起業・会社設立時に使える日本政策金融公庫の融資は?

日本国内には、公的金融機関はいくつか存在していますが、中小企業や新規起業家に対しての手厚い融資制度を有しているのは「日本政策金融公庫」です。

その日本政策金融公庫の融資制度の中でも創業者向けの融資としては、大きく分けて新規開業資金と女性、若者/シニア起業家支援資金との2つが存在しています。

融資制度 ご利用いただける方 融資限度額 融資期間(うち据置期間)
新規開業資金 新たに事業を始める方または事業開始後おおむね7年以内の方 7,200万円
(うち運転資金4,800万円)
設備資金:20年以内(2年以内)
運転資金: 7年以内
(2年以内)
女性、若者/シニア起業家支援資金 女性または35歳未満か55歳以上の方で、
新たに事業を始める方または事業開始後おおむね7年以内の方
7,200万円
(うち運転資金4,800万円)
設備資金:20年以内(2年以内)
運転資金: 7年以内(2年以内)

新規開業資金

新規開業資金は、新たに事業を始めようという方や事業開始後7年以内の方を対象としている融資制度です。

融資限度額は7,200万円となっており、そのうち4,800万円は運転資金として利用でき、残りの2,400万円は設備資金としての融資となり、運転資金への流用は認められません。

返済期間は、運転資金が7年以内、設備資金が20年以内です。なお、据置期間として設備資金の元本の返済を2年、運転資金の元本の返済を2年まで延長することが可能です。

また、融資を受けるためには、原則として担保や第三者による保証人の設定が求められます。

女性、若者/シニア起業家支援資金

女性、若者/シニア起業家支援資金は、女性の方、または30歳未満か55歳以上で新たに事業を始めようという方や事業開始後7年以内の方を対象としている融資制度です。

融資内容については、新規開業資金と同じですが、性別や年齢制限さえクリアすれば融資を受けることが出来るので、自由な起業をしやすい制度です。設備資金及び運転資金とも、返済期間と据置期間は新規開業資金の場合と同じです。

また、融資を受けるためには、原則担保や第三者による保証人の設定が必要となることも新規開業資金の場合と同じです。
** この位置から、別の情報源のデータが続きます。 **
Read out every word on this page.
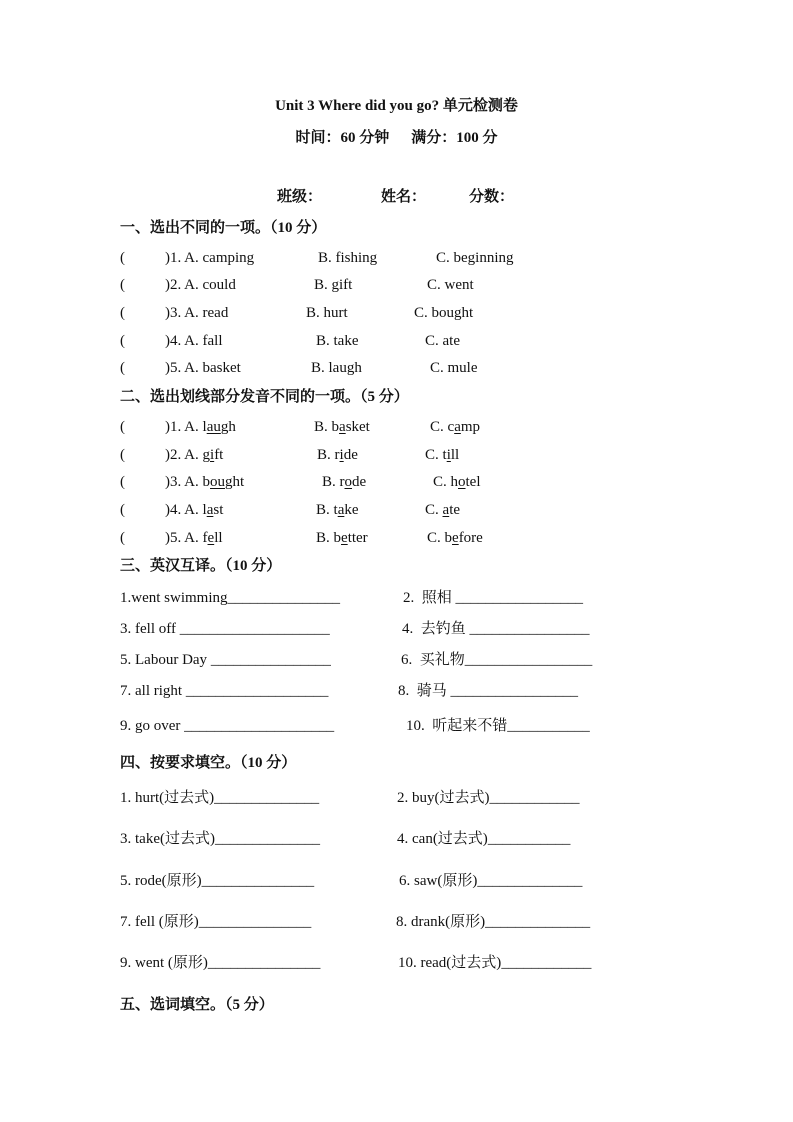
Unit 3 Where did you go? 单元检测卷
时间：60 分钟 满分：100 分
班级：	姓名：	分数：
一、选出不同的一项。（10 分）
(	)1. A. camping	B. fishing	C. beginning
(	)2. A. could	B. gift	C. went
(	)3. A. read	B. hurt	C. bought
(	)4. A. fall	B. take	C. ate
(	)5. A. basket	B. laugh	C. mule
二、选出划线部分发音不同的一项。（5 分）
(	)1. A. laugh	B. basket	C. camp
(	)2. A. gift	B. ride	C. till
(	)3. A. bought	B. rode	C. hotel
(	)4. A. last	B. take	C. ate
(	)5. A. fell	B. better	C. before
三、英汉互译。（10 分）
1.went swimming_______________	2.  照相 _________________
3. fell off ____________________	4.  去钓鱼 ________________
5. Labour Day ________________	6.  买礼物_________________
7. all right ___________________	8.  骑马 _________________
9. go over ____________________	10.  听起来不错___________
四、按要求填空。（10 分）
1. hurt(过去式)______________	2. buy(过去式)____________
3. take(过去式)______________	4. can(过去式)___________
5. rode(原形)_______________	6. saw(原形)______________
7. fell (原形)_______________	8. drank(原形)______________
9. went (原形)_______________	10. read(过去式)____________
五、选词填空。（5 分）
これらの融資制度は、民間金融機関に比べると利用しやすい制度です。一見敷居が高いように思えますが、起業前や起業間もない会社であっても、融資を受けやすい制度となっています。

しかし、それでも担保や第三者による保証人の設定はネックとなります。そこでより確実に融資を受けるためにおすすめしたいのが、新創業融資制度という特例措置の適用です。

新創業融資制度のメリット・デメリット

新創業融資制度には、次のようなメリット・デメリットがあります。

新創業融資制度のメリット

  • 無担保・無保証・連帯保証人が不要
  • 融資実行までが早い

最大のメリットは、新規起業家が融資を受ける上で最大の難関である、担保や第三者による保証人が要らない点にあります。さらに、法人に融資するということで起業家本人の個人保証も必要ないため、起業家に有利な条件で資金調達を行えます。

また、申請から融資実行までのスピードが速いのも大きなメリットです。新創業融資制度や女性、若者/シニア起業家支援資金は、融資審査に通常2~3ヶ月ほどかかります。しかし、新創業融資制度を適用すると1ヶ月半ほどで融資が実行されるため、非常にスピーディに資金調達することが可能です。

新創業融資制度のデメリット

  • 通常融資に比べて年間金利が上がる
  • 融資の上限が3,000万円(内、運転資金1,500万円)になる

デメリットに挙げられることとしては、無担保・無保証人の新創業融資制度は、日本政策金融公庫のほかの融資制度と比べると金利が上がってしまうことです。また、融資限度額も3,000万円、うち運転資金も1,500万円に限度額が下がります。

さらに、新創業融資制度を利用するには、新規開業資金や女性、若者/シニア起業家支援資金の適用要件に加え、原則、創業資金総額の10分の1以上の自己資金の用意が必要となりますのでご注意ください。

起業・会社設立時に融資を受けるときの注意点は?

業種によっては、起業時に多額の資金を要します。このような業種の起業では、どのくらい融資を受けられるかが重要になるでしょう。しかし、融資はあくまで借入金のため、返済が必要です。起業後のことも考えた資金計画についても検討しておく必要があります。ここでは、起業や会社設立時に融資を受けるときの3つの注意点を取り上げます。

審査に通過しないと融資は受けられない

日本政策金融公庫の「新創業融資制度」をはじめ、自治体の創業支援、金融機関、いずれも融資にあたって審査が行われます。そして、審査に通過しないことには融資は受けられません。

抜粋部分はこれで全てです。